Question

Arrange $N{H_4}^ + ,{H_2}O,{H_3}{O^ + },{\text{HF and }}O{H^ - }$ in increasing order of acidic nature.
(a) $O{H^ - } < {H_2}O < N{H_4}^ + < {\text{HF}} < {H_3}{O^ + }$
(b) ${H_3}{O^ + } > {\text{HF}} > {H_2}O > N{H_4}^ + > O{H^ - }$
(c) $N{H_4}^ + < {\text{HF}} < {H_3}{O^ + } < {H_2}O < O{H^ - }$
(d) ${H_3}{O^ + } < N{H_4}^ + < {\text{HF}} < O{H^ - } < {H_2}O{\text{ }}$

Answer 1

Hint:Acidic nature tells about the acidic strength of an acid, and acidic strength for an acid ${\text{HA}}$ is the ability to dissociates into ${H^ + }$ cations, and ${A^ - }$ anions where ${A^ - }$ is called the conjugate base of the acid ${\text{HA}}$.

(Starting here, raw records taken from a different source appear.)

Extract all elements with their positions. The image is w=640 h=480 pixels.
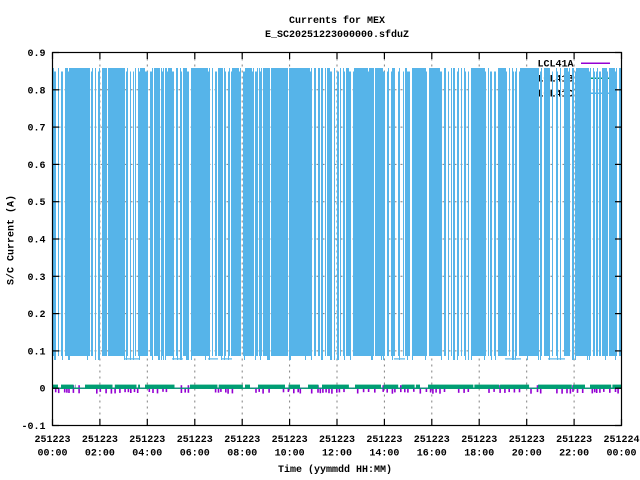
svg-text:08:00: 08:00 <box>227 449 257 460</box>
svg-text:251223: 251223 <box>177 435 213 446</box>
svg-text:0.6: 0.6 <box>27 161 45 172</box>
svg-text:04:00: 04:00 <box>132 449 162 460</box>
svg-text:0.4: 0.4 <box>27 236 45 247</box>
svg-text:18:00: 18:00 <box>464 449 494 460</box>
svg-text:Time (yymmdd HH:MM): Time (yymmdd HH:MM) <box>278 464 392 476</box>
svg-text:251223: 251223 <box>556 435 592 446</box>
svg-text:22:00: 22:00 <box>559 449 589 460</box>
svg-text:251223: 251223 <box>509 435 545 446</box>
svg-text:0.1: 0.1 <box>27 347 45 358</box>
svg-text:10:00: 10:00 <box>275 449 305 460</box>
svg-text:0.9: 0.9 <box>27 49 45 60</box>
svg-text:00:00: 00:00 <box>606 449 636 460</box>
svg-text:251223: 251223 <box>461 435 497 446</box>
svg-text:LCL41C: LCL41C <box>537 90 573 101</box>
svg-text:12:00: 12:00 <box>322 449 352 460</box>
svg-text:S/C Current (A): S/C Current (A) <box>6 195 18 285</box>
svg-text:02:00: 02:00 <box>85 449 115 460</box>
svg-text:00:00: 00:00 <box>37 449 67 460</box>
svg-text:Currents for MEX: Currents for MEX <box>289 15 385 27</box>
svg-text:251223: 251223 <box>366 435 402 446</box>
svg-text:251223: 251223 <box>319 435 355 446</box>
svg-text:251223: 251223 <box>34 435 70 446</box>
svg-text:E_SC20251223000000.sfduZ: E_SC20251223000000.sfduZ <box>265 29 409 41</box>
svg-text:0: 0 <box>39 385 45 396</box>
svg-text:0.8: 0.8 <box>27 86 45 97</box>
svg-text:LCL41A: LCL41A <box>537 60 573 71</box>
svg-text:14:00: 14:00 <box>369 449 399 460</box>
svg-text:20:00: 20:00 <box>512 449 542 460</box>
svg-text:-0.1: -0.1 <box>21 422 45 433</box>
svg-text:LCL41B: LCL41B <box>537 75 573 86</box>
svg-text:251223: 251223 <box>129 435 165 446</box>
svg-text:251223: 251223 <box>224 435 260 446</box>
svg-text:251224: 251224 <box>603 435 639 446</box>
svg-text:16:00: 16:00 <box>417 449 447 460</box>
svg-text:06:00: 06:00 <box>180 449 210 460</box>
svg-text:251223: 251223 <box>272 435 308 446</box>
svg-text:0.7: 0.7 <box>27 124 45 135</box>
svg-text:0.3: 0.3 <box>27 273 45 284</box>
svg-text:0.5: 0.5 <box>27 198 45 209</box>
svg-text:0.2: 0.2 <box>27 310 45 321</box>
svg-text:251223: 251223 <box>414 435 450 446</box>
svg-text:251223: 251223 <box>82 435 118 446</box>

Complete step by step answer:
(1) Acidic nature or acidic strength of an acid is directly proportional to the stability of the conjugate base of that acid. An acid is more acidic in nature if it has a more stable conjugate base, and an acid is less acidic or weaker in nature if it has an unstable conjugate base.
(2) Conjugate acid of an acid ${\text{HA}}$ can be formed by removing ${H^ + }$ ion from the acid ${\text{HA}}$. In general, conjugate base one less hydrogen, and one more negative charge than the corresponding acid.
(3) For $N{H_4}^ + $, conjugate base will be $N{H_4}$, which will be formed by the following reaction:
$N{H_4}^ + \to N{H_4} + {H^ + }$, and the conjugate base $N{H_4}$ is more stable than $N{H_4}^ + $ as positive charge on electronegative Nitrogen is unstable, and $N{H_4}$ is a neutral molecule called ammonia.
For ${H_2}O$, conjugate base will be $O{H^ - }$, which will be formed by the following reaction:
${H_2}O \to O{H^ - } + {H^ + }$, but ${H_2}O$ is a neutral molecule, so, it will not lose hydrogen to become unstable.
For ${H_3}{O^ + }$, conjugate base will be ${H_2}O$, which will be formed by the following reaction:
${H_3}{O^ + } \to {H_2}O + {H^ + }$, we very well know that ${H_2}O$ is a stable molecule exist as water in nature, so, ${H_3}{O^ + }$ will readily lose hydrogen ion to form water, and act as a strong acid.
For ${\text{HF}}$, conjugate base will be ${F^ - }$, which will be formed by the following reaction:
${\text{HF}} \to {{\text{F}}^ - } + {H^ + }$, ${F^ - }$ is more stable than ${\text{HF}}$ because negative charge on an electronegative element Fluorine is more stable, so, ${\text{HF}}$ will readily lose hydrogen ion to act as a strong acid.
For $O{H^ - }$, conjugate base will be ${O^{2 - }}$, which will be formed by the following reaction:
$O{H^ - } \to {O^{2 - }} + {H^ + }$, and ${O^{2 - }}$ molecule is highly unstable as compared to $O{H^ - }$, so, it will act like a base, and gain hydrogen. Hence, it is the least acidic in nature.
Therefore, the final order will be $O{H^ - } < {H_2}O < N{H_4}^ + < {\text{HF}} < {H_3}{O^ + }$.
Hence option A is the correct answer.

Note:
Conjugate base is formed from an acid, and conjugate acid is formed from a base. Conjugate acid of a base can be formed by adding a ${H^ + }$ ion to a base. Conjugate acid has one more hydrogen, and one more positive charge then the corresponding base.